If the present political paradigm is not able to leverage the capital and political will required for this transition, then what is to be done? Let us look appraisingly at the current position of our political system. We have Green Party Ministers holding the IPCC report aloft for photos outside government buildings saying “everything must change”, and then going back inside to defend the charade of pointless and painful climate measures passed down to those who can least afford them. If the IPCC report says we need an altered global economic framework to succeed in averting climate disaster, then it follows that the political systems underpinning this need to change too. The state needs to be in a position to access the capital needed for the social purpose of mitigating the climate emergency, and to make finance and industry functions of this rather than external profit-seeking stakeholders. Instead of being subjectified through the eco-austerity of the Green Party and their supporters, people need a state that provides the basic securities that the climate emergency and cost of living crisis threaten. Whoever replaces this government needs to make sure it is the last of what we might look back upon as “the neoliberal period”, and that is only possible through developing an eco-socialist programme of political change right now.

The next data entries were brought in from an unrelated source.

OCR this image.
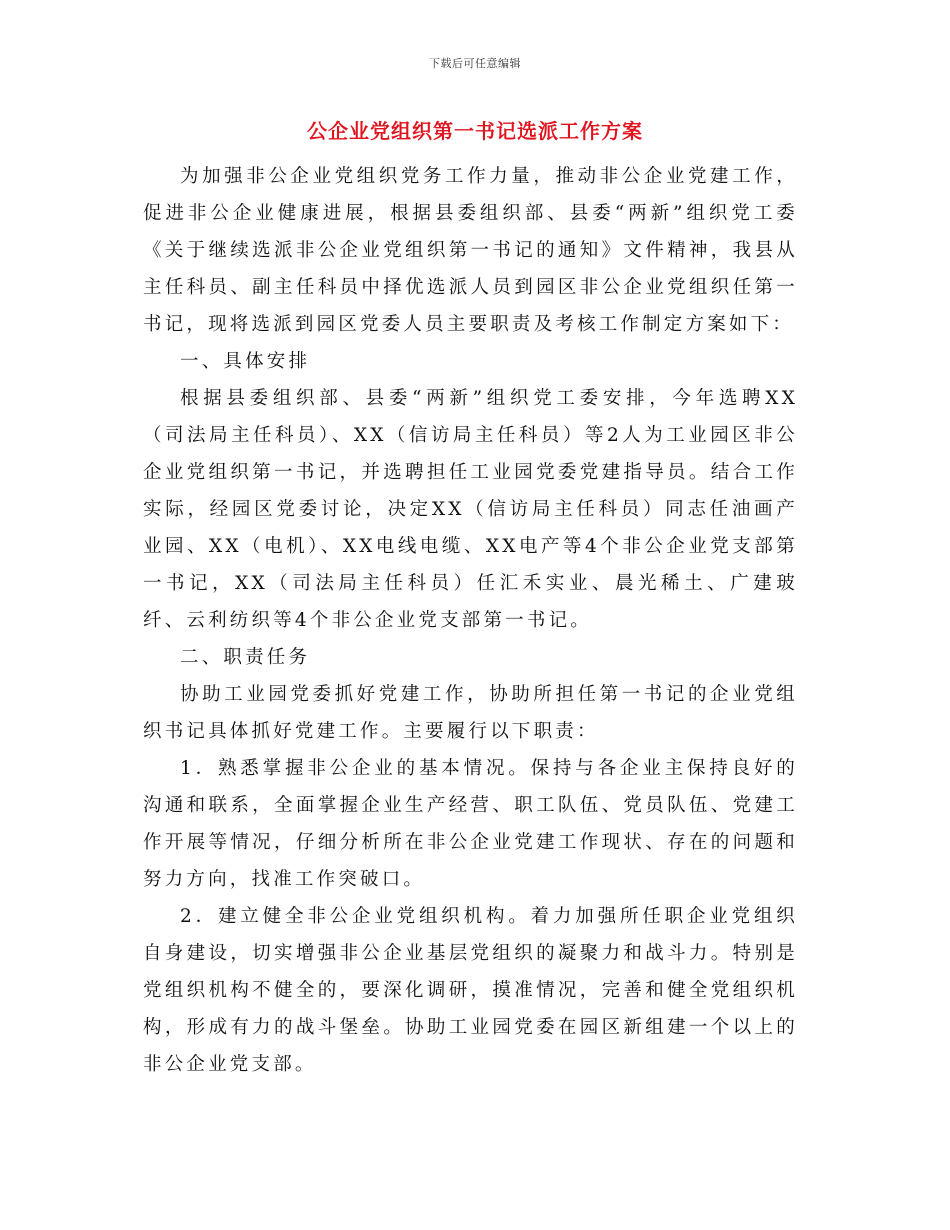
下载后可任意编辑
公企业党组织第一书记选派工作方案

为加强非公企业党组织党务工作力量，推动非公企业党建工作，促进非公企业健康进展，根据县委组织部、县委“两新”组织党工委《关于继续选派非公企业党组织第一书记的通知》文件精神，我县从主任科员、副主任科员中择优选派人员到园区非公企业党组织任第一书记，现将选派到园区党委人员主要职责及考核工作制定方案如下：

一、具体安排

根据县委组织部、县委“两新”组织党工委安排，今年选聘XX（司法局主任科员）、XX（信访局主任科员）等2人为工业园区非公企业党组织第一书记，并选聘担任工业园党委党建指导员。结合工作实际，经园区党委讨论，决定XX（信访局主任科员）同志任油画产业园、XX（电机）、XX电线电缆、XX电产等4个非公企业党支部第一书记，XX（司法局主任科员）任汇禾实业、晨光稀土、广建玻纤、云利纺织等4个非公企业党支部第一书记。

二、职责任务

协助工业园党委抓好党建工作，协助所担任第一书记的企业党组织书记具体抓好党建工作。主要履行以下职责：

1．熟悉掌握非公企业的基本情况。保持与各企业主保持良好的沟通和联系，全面掌握企业生产经营、职工队伍、党员队伍、党建工作开展等情况，仔细分析所在非公企业党建工作现状、存在的问题和努力方向，找准工作突破口。

2．建立健全非公企业党组织机构。着力加强所任职企业党组织自身建设，切实增强非公企业基层党组织的凝聚力和战斗力。特别是党组织机构不健全的，要深化调研，摸准情况，完善和健全党组织机构，形成有力的战斗堡垒。协助工业园党委在园区新组建一个以上的非公企业党支部。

We, all of us who are being told by our betters to choose between heating and eating, need to start talking about stopping climate crisis ourselves. This can only be done through reordering society to put workers and carers at the helm. What this crisis demands is revolution, a process whereby a ruling class that we have now, which can’t or won’t act on this, is replaced by a working class that is able to act in the social interest.

Cllr Lorna Bogue is leader of An Rabharta Glas – Green Left and a councillor with Cork City Council. She holds an Msc in Economic Analysis from the Jim Kemmy Business School.